If your inputs are different (legal contracts, medical notes, code documentation), you should re-fit the threshold on a small labeled validation set from your domain. The library ships a calibration script:
python scripts/compute_calibrated_metrics.py \
--verifier "DualNLI:my_train_scores.jsonl:my_test_scores.jsonl" \
--slug my_domain_calibrated
Full calibration walkthrough →
What verification can't do¶
- It can't catch citation-cite mismatches that the verifier itself was trained to accept. If the NLI model was trained on summarization data and you're verifying scientific claims, edge cases may slip through.
- It can't validate facts outside the cited span. If the LLM emits "Penicillin was discovered in 1928" and the cited source span only says "in the late 1920s," the NLI model probably accepts it. Strict factuality requires post-hoc fact-checking against a knowledge base, which is out of scope.
- It can't fix bad retrieval. If the right source passage was never retrieved, the verifier can only flag the generator's output as unsupported — it can't reach back into the corpus to find the missing evidence.
These limits are why the audit trail matters: every published number comes with its caveats; every Answer ships its full decision path so reviewers can spot the holes.

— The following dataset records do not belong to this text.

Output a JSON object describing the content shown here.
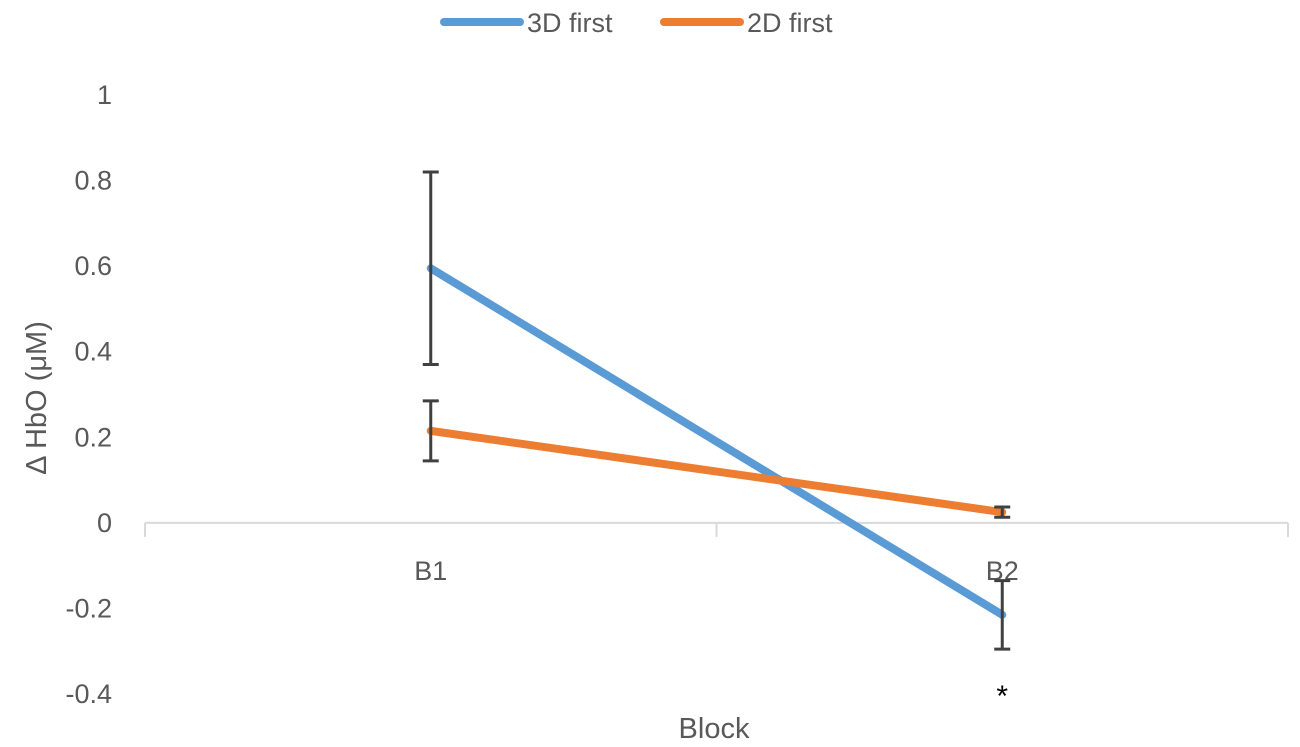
{
  "chart_data": {
    "type": "line",
    "categories": [
      "B1",
      "B2"
    ],
    "series": [
      {
        "name": "3D first",
        "values": [
          0.595,
          -0.215
        ],
        "error": [
          0.225,
          0.08
        ],
        "color": "#5B9BD5"
      },
      {
        "name": "2D first",
        "values": [
          0.215,
          0.025
        ],
        "error": [
          0.07,
          0.012
        ],
        "color": "#ED7D31"
      }
    ],
    "xlabel": "Block",
    "ylabel": "Δ HbO (μM)",
    "ylim": [
      -0.4,
      1
    ],
    "yticks": [
      "-0.4",
      "-0.2",
      "0",
      "0.2",
      "0.4",
      "0.6",
      "0.8",
      "1"
    ],
    "grid": false,
    "legend": "top-center",
    "annotations": [
      {
        "text": "*",
        "category": "B2",
        "y": -0.4
      }
    ],
    "axis_color": "#D9D9D9",
    "errorbar_color": "#404040"
  }
}
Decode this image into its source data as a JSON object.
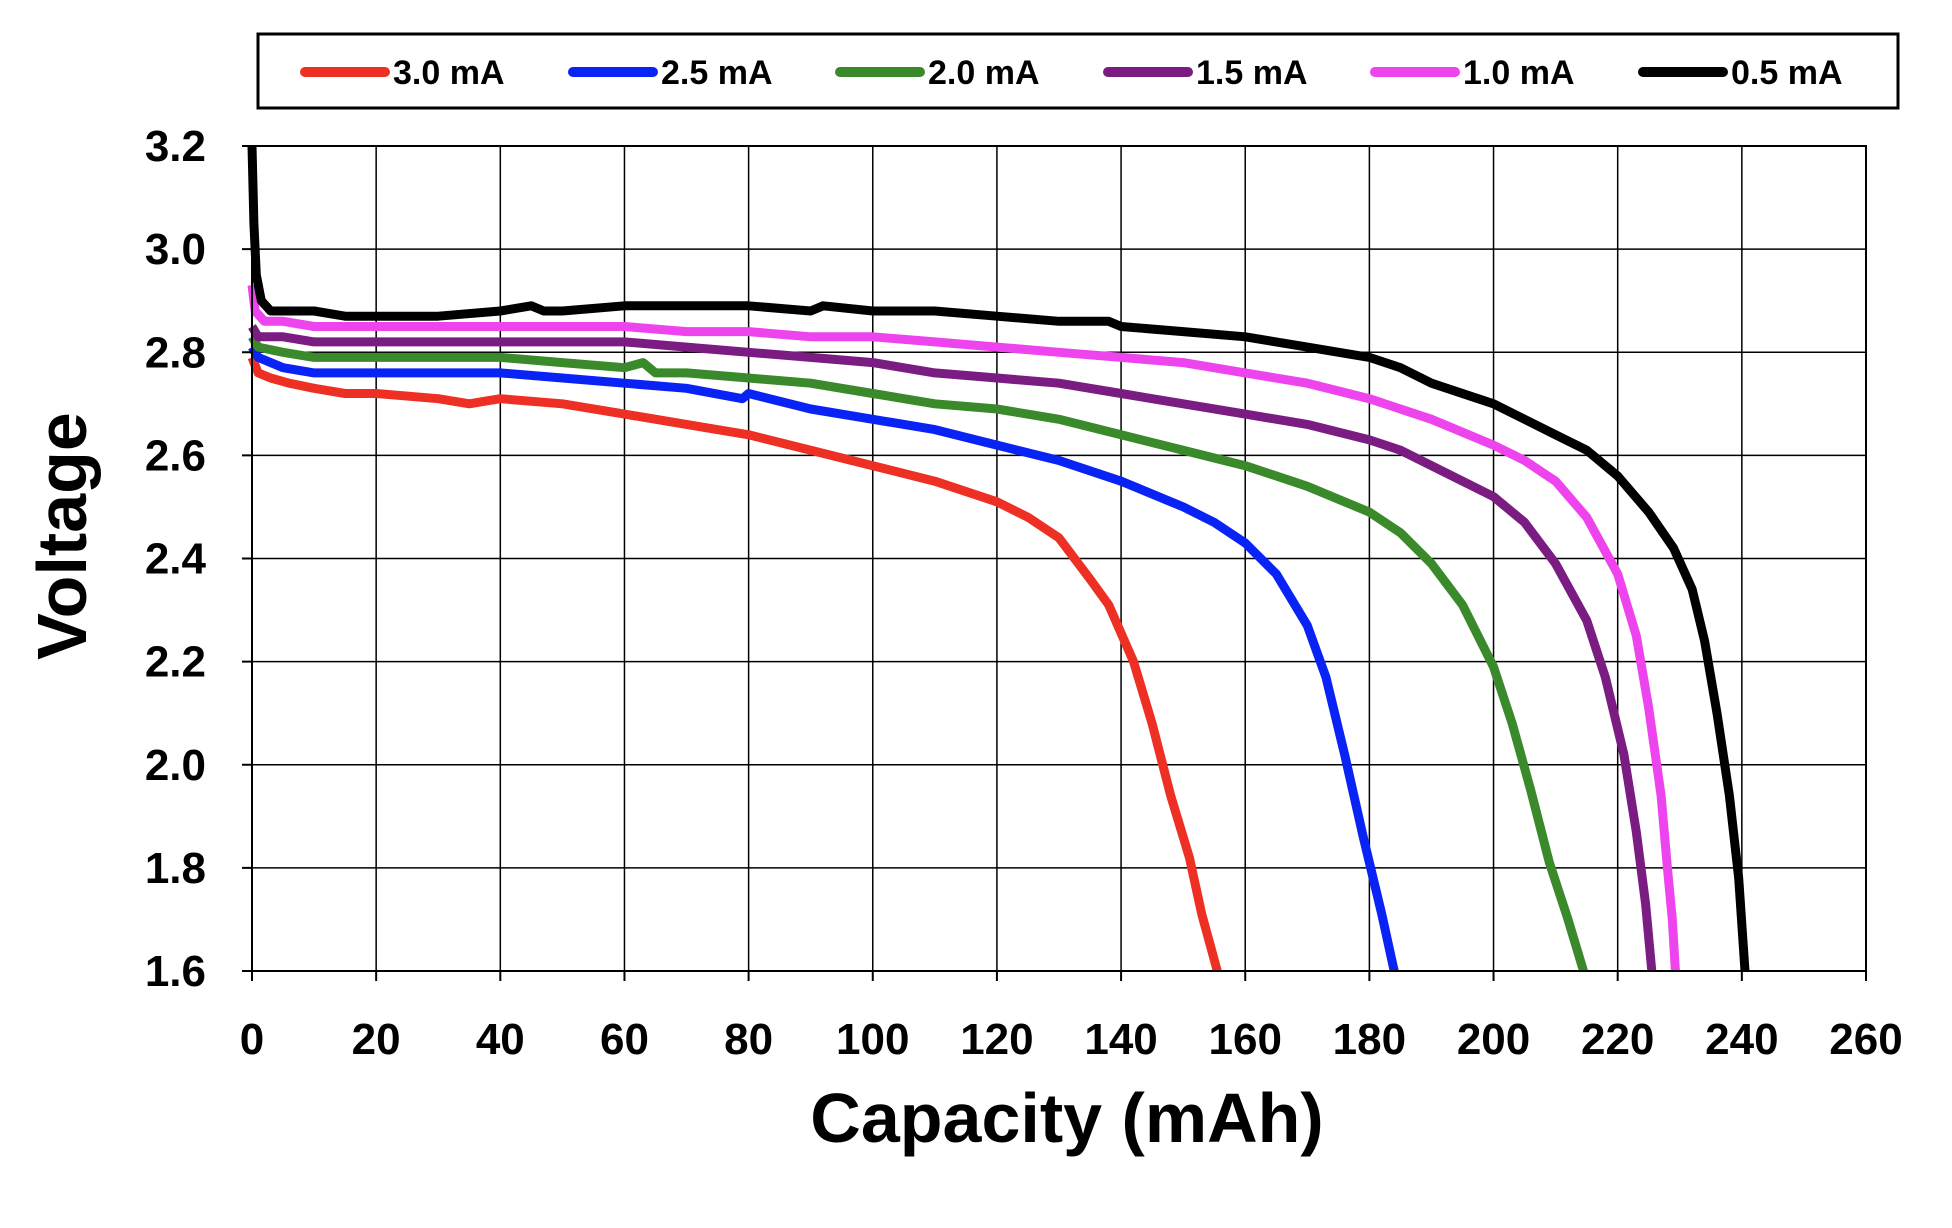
{
  "chart_data": {
    "type": "line",
    "title": "",
    "xlabel": "Capacity (mAh)",
    "ylabel": "Voltage",
    "xlim": [
      0,
      260
    ],
    "ylim": [
      1.6,
      3.2
    ],
    "xticks": [
      0,
      20,
      40,
      60,
      80,
      100,
      120,
      140,
      160,
      180,
      200,
      220,
      240,
      260
    ],
    "yticks": [
      "1.6",
      "1.8",
      "2.0",
      "2.2",
      "2.4",
      "2.6",
      "2.8",
      "3.0",
      "3.2"
    ],
    "grid": true,
    "legend_position": "top",
    "series": [
      {
        "name": "3.0 mA",
        "color": "#ee3024",
        "points": [
          [
            0,
            2.79
          ],
          [
            1,
            2.76
          ],
          [
            3,
            2.75
          ],
          [
            6,
            2.74
          ],
          [
            10,
            2.73
          ],
          [
            15,
            2.72
          ],
          [
            20,
            2.72
          ],
          [
            30,
            2.71
          ],
          [
            35,
            2.7
          ],
          [
            40,
            2.71
          ],
          [
            50,
            2.7
          ],
          [
            60,
            2.68
          ],
          [
            70,
            2.66
          ],
          [
            80,
            2.64
          ],
          [
            90,
            2.61
          ],
          [
            100,
            2.58
          ],
          [
            110,
            2.55
          ],
          [
            120,
            2.51
          ],
          [
            125,
            2.48
          ],
          [
            130,
            2.44
          ],
          [
            135,
            2.36
          ],
          [
            138,
            2.31
          ],
          [
            142,
            2.2
          ],
          [
            145,
            2.08
          ],
          [
            148,
            1.94
          ],
          [
            151,
            1.82
          ],
          [
            153,
            1.71
          ],
          [
            155.5,
            1.6
          ]
        ]
      },
      {
        "name": "2.5 mA",
        "color": "#0a23f5",
        "points": [
          [
            0,
            2.81
          ],
          [
            1,
            2.79
          ],
          [
            5,
            2.77
          ],
          [
            10,
            2.76
          ],
          [
            20,
            2.76
          ],
          [
            30,
            2.76
          ],
          [
            40,
            2.76
          ],
          [
            50,
            2.75
          ],
          [
            60,
            2.74
          ],
          [
            70,
            2.73
          ],
          [
            79,
            2.71
          ],
          [
            80,
            2.72
          ],
          [
            90,
            2.69
          ],
          [
            100,
            2.67
          ],
          [
            110,
            2.65
          ],
          [
            120,
            2.62
          ],
          [
            130,
            2.59
          ],
          [
            140,
            2.55
          ],
          [
            150,
            2.5
          ],
          [
            155,
            2.47
          ],
          [
            160,
            2.43
          ],
          [
            165,
            2.37
          ],
          [
            170,
            2.27
          ],
          [
            173,
            2.17
          ],
          [
            176,
            2.02
          ],
          [
            179,
            1.86
          ],
          [
            182,
            1.71
          ],
          [
            184,
            1.6
          ]
        ]
      },
      {
        "name": "2.0 mA",
        "color": "#3a8a2b",
        "points": [
          [
            0,
            2.83
          ],
          [
            1,
            2.81
          ],
          [
            5,
            2.8
          ],
          [
            10,
            2.79
          ],
          [
            20,
            2.79
          ],
          [
            30,
            2.79
          ],
          [
            40,
            2.79
          ],
          [
            50,
            2.78
          ],
          [
            60,
            2.77
          ],
          [
            63,
            2.78
          ],
          [
            65,
            2.76
          ],
          [
            70,
            2.76
          ],
          [
            80,
            2.75
          ],
          [
            90,
            2.74
          ],
          [
            100,
            2.72
          ],
          [
            110,
            2.7
          ],
          [
            120,
            2.69
          ],
          [
            130,
            2.67
          ],
          [
            140,
            2.64
          ],
          [
            150,
            2.61
          ],
          [
            160,
            2.58
          ],
          [
            170,
            2.54
          ],
          [
            180,
            2.49
          ],
          [
            185,
            2.45
          ],
          [
            190,
            2.39
          ],
          [
            195,
            2.31
          ],
          [
            200,
            2.19
          ],
          [
            203,
            2.08
          ],
          [
            206,
            1.95
          ],
          [
            209,
            1.81
          ],
          [
            212,
            1.7
          ],
          [
            214.5,
            1.6
          ]
        ]
      },
      {
        "name": "1.5 mA",
        "color": "#7b1c82",
        "points": [
          [
            0,
            2.85
          ],
          [
            1,
            2.83
          ],
          [
            5,
            2.83
          ],
          [
            10,
            2.82
          ],
          [
            20,
            2.82
          ],
          [
            30,
            2.82
          ],
          [
            40,
            2.82
          ],
          [
            50,
            2.82
          ],
          [
            60,
            2.82
          ],
          [
            70,
            2.81
          ],
          [
            80,
            2.8
          ],
          [
            90,
            2.79
          ],
          [
            100,
            2.78
          ],
          [
            110,
            2.76
          ],
          [
            120,
            2.75
          ],
          [
            130,
            2.74
          ],
          [
            140,
            2.72
          ],
          [
            150,
            2.7
          ],
          [
            160,
            2.68
          ],
          [
            170,
            2.66
          ],
          [
            180,
            2.63
          ],
          [
            185,
            2.61
          ],
          [
            190,
            2.58
          ],
          [
            200,
            2.52
          ],
          [
            205,
            2.47
          ],
          [
            210,
            2.39
          ],
          [
            215,
            2.28
          ],
          [
            218,
            2.17
          ],
          [
            221,
            2.02
          ],
          [
            223,
            1.87
          ],
          [
            224.5,
            1.73
          ],
          [
            225.5,
            1.6
          ]
        ]
      },
      {
        "name": "1.0 mA",
        "color": "#ee44ee",
        "points": [
          [
            0,
            2.93
          ],
          [
            0.5,
            2.88
          ],
          [
            2,
            2.86
          ],
          [
            5,
            2.86
          ],
          [
            10,
            2.85
          ],
          [
            20,
            2.85
          ],
          [
            30,
            2.85
          ],
          [
            40,
            2.85
          ],
          [
            50,
            2.85
          ],
          [
            60,
            2.85
          ],
          [
            70,
            2.84
          ],
          [
            80,
            2.84
          ],
          [
            90,
            2.83
          ],
          [
            100,
            2.83
          ],
          [
            110,
            2.82
          ],
          [
            120,
            2.81
          ],
          [
            130,
            2.8
          ],
          [
            140,
            2.79
          ],
          [
            150,
            2.78
          ],
          [
            160,
            2.76
          ],
          [
            170,
            2.74
          ],
          [
            180,
            2.71
          ],
          [
            190,
            2.67
          ],
          [
            200,
            2.62
          ],
          [
            205,
            2.59
          ],
          [
            210,
            2.55
          ],
          [
            215,
            2.48
          ],
          [
            220,
            2.37
          ],
          [
            223,
            2.25
          ],
          [
            225,
            2.11
          ],
          [
            227,
            1.94
          ],
          [
            228,
            1.8
          ],
          [
            228.8,
            1.7
          ],
          [
            229.3,
            1.6
          ]
        ]
      },
      {
        "name": "0.5 mA",
        "color": "#000000",
        "points": [
          [
            0,
            3.2
          ],
          [
            0.3,
            3.05
          ],
          [
            0.7,
            2.95
          ],
          [
            1.5,
            2.9
          ],
          [
            3,
            2.88
          ],
          [
            10,
            2.88
          ],
          [
            15,
            2.87
          ],
          [
            20,
            2.87
          ],
          [
            30,
            2.87
          ],
          [
            40,
            2.88
          ],
          [
            45,
            2.89
          ],
          [
            47,
            2.88
          ],
          [
            50,
            2.88
          ],
          [
            60,
            2.89
          ],
          [
            70,
            2.89
          ],
          [
            80,
            2.89
          ],
          [
            90,
            2.88
          ],
          [
            92,
            2.89
          ],
          [
            100,
            2.88
          ],
          [
            110,
            2.88
          ],
          [
            120,
            2.87
          ],
          [
            130,
            2.86
          ],
          [
            138,
            2.86
          ],
          [
            140,
            2.85
          ],
          [
            150,
            2.84
          ],
          [
            160,
            2.83
          ],
          [
            170,
            2.81
          ],
          [
            180,
            2.79
          ],
          [
            185,
            2.77
          ],
          [
            190,
            2.74
          ],
          [
            200,
            2.7
          ],
          [
            210,
            2.64
          ],
          [
            215,
            2.61
          ],
          [
            220,
            2.56
          ],
          [
            225,
            2.49
          ],
          [
            229,
            2.42
          ],
          [
            232,
            2.34
          ],
          [
            234,
            2.24
          ],
          [
            236,
            2.1
          ],
          [
            238,
            1.94
          ],
          [
            239.5,
            1.78
          ],
          [
            240.5,
            1.6
          ]
        ]
      }
    ]
  }
}
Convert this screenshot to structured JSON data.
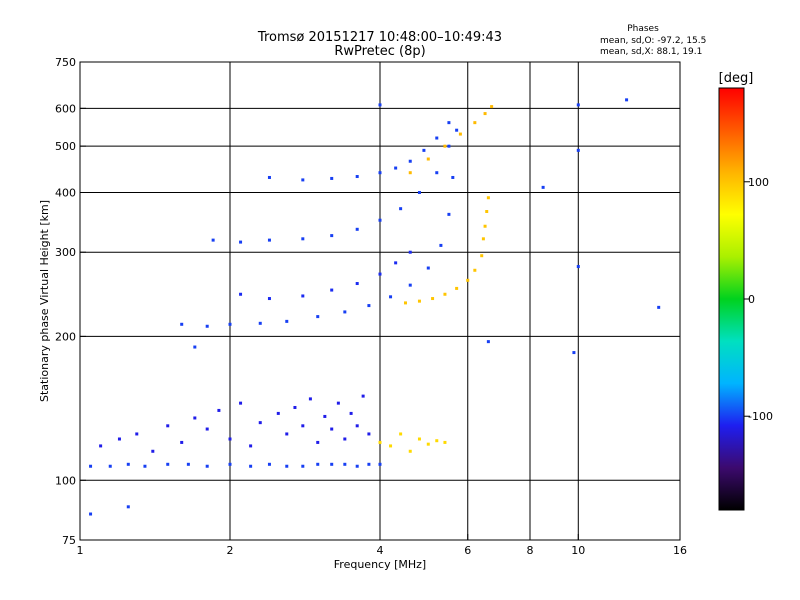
{
  "chart_data": {
    "type": "scatter",
    "title": "Tromsø 20151217 10:48:00–10:49:43",
    "subtitle": "RwPretec (8p)",
    "xlabel": "Frequency [MHz]",
    "ylabel": "Stationary phase Virtual Height [km]",
    "x_scale": "log",
    "y_scale": "log",
    "xlim": [
      1,
      16
    ],
    "ylim": [
      75,
      750
    ],
    "x_ticks": [
      1,
      2,
      4,
      6,
      8,
      10,
      16
    ],
    "y_ticks": [
      75,
      100,
      200,
      300,
      400,
      500,
      600,
      750
    ],
    "x_grid": [
      1,
      2,
      4,
      6,
      8,
      10,
      16
    ],
    "y_grid": [
      100,
      200,
      300,
      400,
      500,
      600
    ],
    "grid": true,
    "stats": {
      "heading": "Phases",
      "line1": "mean, sd,O: -97.2, 15.5",
      "line2": "mean, sd,X:  88.1, 19.1"
    },
    "colorbar": {
      "label": "[deg]",
      "range": [
        -180,
        180
      ],
      "ticks": [
        100,
        0,
        -100
      ],
      "colors": [
        "#000000",
        "#3c0a6e",
        "#1e1ef0",
        "#00b4ff",
        "#00e0c0",
        "#00d21e",
        "#aaf000",
        "#ffff00",
        "#ffb400",
        "#ff5a00",
        "#ff0000"
      ]
    },
    "series": [
      {
        "trace": "o-low-baseline",
        "phase_deg": -100,
        "x": [
          1.05,
          1.15,
          1.25,
          1.35,
          1.5,
          1.65,
          1.8,
          2.0,
          2.2,
          2.4,
          2.6,
          2.8,
          3.0,
          3.2,
          3.4,
          3.6,
          3.8,
          4.0
        ],
        "y": [
          107,
          107,
          108,
          107,
          108,
          108,
          107,
          108,
          107,
          108,
          107,
          107,
          108,
          108,
          108,
          107,
          108,
          108
        ]
      },
      {
        "trace": "o-low-scatter",
        "phase_deg": -110,
        "x": [
          1.1,
          1.2,
          1.3,
          1.4,
          1.5,
          1.6,
          1.7,
          1.8,
          1.9,
          2.0,
          2.1,
          2.2,
          2.3,
          2.5,
          2.6,
          2.7,
          2.8,
          2.9,
          3.0,
          3.1,
          3.2,
          3.3,
          3.4,
          3.5,
          3.6,
          3.7,
          3.8
        ],
        "y": [
          118,
          122,
          125,
          115,
          130,
          120,
          135,
          128,
          140,
          122,
          145,
          118,
          132,
          138,
          125,
          142,
          130,
          148,
          120,
          136,
          128,
          145,
          122,
          138,
          130,
          150,
          125
        ]
      },
      {
        "trace": "x-low-cluster",
        "phase_deg": 90,
        "x": [
          4.0,
          4.2,
          4.4,
          4.6,
          4.8,
          5.0,
          5.2,
          5.4
        ],
        "y": [
          120,
          118,
          125,
          115,
          122,
          119,
          121,
          120
        ]
      },
      {
        "trace": "o-f-trace-1",
        "phase_deg": -100,
        "x": [
          1.6,
          1.8,
          2.0,
          2.3,
          2.6,
          3.0,
          3.4,
          3.8,
          4.2,
          4.6,
          5.0,
          5.3,
          5.5,
          5.6,
          5.7
        ],
        "y": [
          212,
          210,
          212,
          213,
          215,
          220,
          225,
          232,
          242,
          256,
          278,
          310,
          360,
          430,
          540
        ]
      },
      {
        "trace": "o-f-trace-2",
        "phase_deg": -105,
        "x": [
          2.1,
          2.4,
          2.8,
          3.2,
          3.6,
          4.0,
          4.3,
          4.6
        ],
        "y": [
          245,
          240,
          243,
          250,
          258,
          270,
          285,
          300
        ]
      },
      {
        "trace": "o-f-trace-3",
        "phase_deg": -100,
        "x": [
          1.85,
          2.1,
          2.4,
          2.8,
          3.2,
          3.6,
          4.0,
          4.4,
          4.8,
          5.2,
          5.5
        ],
        "y": [
          318,
          315,
          318,
          320,
          325,
          335,
          350,
          370,
          400,
          440,
          500
        ]
      },
      {
        "trace": "o-f-trace-4",
        "phase_deg": -100,
        "x": [
          2.4,
          2.8,
          3.2,
          3.6,
          4.0,
          4.3,
          4.6,
          4.9,
          5.2,
          5.5
        ],
        "y": [
          430,
          425,
          428,
          432,
          440,
          450,
          465,
          490,
          520,
          560
        ]
      },
      {
        "trace": "x-f-trace",
        "phase_deg": 100,
        "x": [
          4.5,
          4.8,
          5.1,
          5.4,
          5.7,
          6.0,
          6.2,
          6.4,
          6.45,
          6.5,
          6.55,
          6.6
        ],
        "y": [
          235,
          237,
          240,
          245,
          252,
          262,
          275,
          295,
          320,
          340,
          365,
          390
        ]
      },
      {
        "trace": "x-upper",
        "phase_deg": 105,
        "x": [
          4.6,
          5.0,
          5.4,
          5.8,
          6.2,
          6.5,
          6.7
        ],
        "y": [
          440,
          470,
          500,
          530,
          560,
          585,
          605
        ]
      },
      {
        "trace": "outliers",
        "phase_deg": -100,
        "x": [
          1.05,
          1.25,
          1.7,
          4.0,
          6.6,
          8.5,
          10.0,
          10.0,
          12.5,
          14.5,
          10.0,
          9.8
        ],
        "y": [
          85,
          88,
          190,
          610,
          195,
          410,
          610,
          490,
          625,
          230,
          280,
          185
        ]
      }
    ]
  }
}
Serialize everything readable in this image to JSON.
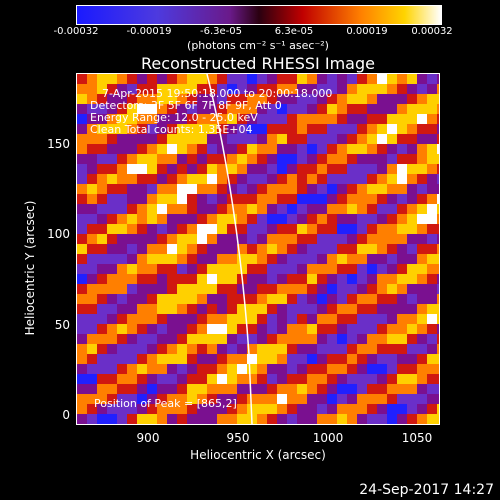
{
  "colorbar": {
    "ticks": [
      "-0.00032",
      "-0.00019",
      "-6.3e-05",
      "6.3e-05",
      "0.00019",
      "0.00032"
    ],
    "units": "(photons cm⁻² s⁻¹ asec⁻²)",
    "colors": [
      "#2020ff",
      "#6a2fc8",
      "#7a1090",
      "#d01810",
      "#ff7f00",
      "#ffd000",
      "#ffffff"
    ]
  },
  "title": "Reconstructed RHESSI Image",
  "annotations": {
    "time": "7-Apr-2015 19:50:18.000 to 20:00:18.000",
    "detectors": "Detectors: 3F 5F 6F 7F 8F 9F, Att 0",
    "energy": "Energy Range: 12.0 - 25.0 keV",
    "clean": "Clean    Total counts: 1.35E+04",
    "peak": "Position of Peak = [865,2]"
  },
  "axes": {
    "xlabel": "Heliocentric X (arcsec)",
    "ylabel": "Heliocentric Y (arcsec)",
    "xticks": [
      "900",
      "950",
      "1000",
      "1050"
    ],
    "yticks": [
      "0",
      "50",
      "100",
      "150"
    ],
    "xlim": [
      862,
      1054
    ],
    "ylim": [
      -3,
      181
    ]
  },
  "footer": {
    "timestamp": "24-Sep-2017 14:27"
  }
}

The benchmark that validates this¶
RAGTruth is the canonical 2,700-example RAG hallucination corpus (Niu et al., NAACL 2024). Our calibrated numbers:
| Verifier | AUROC | F1 (calibrated) | Per-call cost |
|---|---|---|---|
| HHEM | 0.813 | 0.663 | ~$0.0002 |
| MiniCheck | 0.836 | 0.696 | ~$0.0002 |
| Dual NLI (HHEM + MC) | 0.844 | 0.706 | ~$0.0004 |
| Sonnet 4.6 judge | 0.846 | 0.707 (on 300-ex subset) | ~$0.05 |
Dual NLI matches Sonnet on both AUROC and calibrated F1, at ~250× lower per-call cost. This is the result that justifies the library's design.